The iPod Touch is Officially Dead. Long Live the iPod Touch
Not since the Sony Walkman has a gadget made such an indelible impact on the trajectory of portable music. But now, the era of the iPod has officially come to an end.
As Deadline reports, Apple is discontinuing the iPod touch just shy of 15 years after its introduction in September 2007. The news hasn’t exactly come as a surprise. For one thing, smartphones have long replaced iPods as everyone’s favorite on-the-go music listening device—and Apple stopped producing the iPod nano and iPod shuffle way back in 2017.
To put it plainly, the iPod is widely regarded as an obsolete relic of a bygone time. In fact, the Smithsonian’s National Museum of American History already has two in its collection; and early models can fetch a pretty penny on eBay. But that doesn’t mean the news of the iPod touch’s company-sanctioned death doesn’t sting. For Millennials, it might even serve as an unwelcome reminder that they’re now old enough to have witnessed the entire life cycle of a revolutionary invention.
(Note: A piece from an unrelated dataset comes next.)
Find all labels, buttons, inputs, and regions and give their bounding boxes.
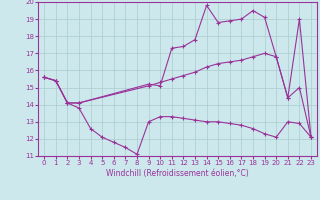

The first iPod was unveiled in October 2001, when the youngest Millennials were roughly 5 years old and the eldest were turning 20. That particular MP3 player boasted room to hold 1000 songs and a battery that lasted for 10 hours.
“Music has always been part of our core at Apple, and bringing it to hundreds of millions of users in the way iPod did impacted more than just the music industry—it also redefined how music is discovered, listened to, and shared,” Greg Joswiak, Apple’s senior vice president of worldwide marketing, said in a news release. He added that “the spirit of iPod lives on” in Apple’s more modern devices, all of which can play music.
While Apple will no longer manufacture new iPod touches, they’ll still be available to buy from Apple stores and other retailers until supplies run out.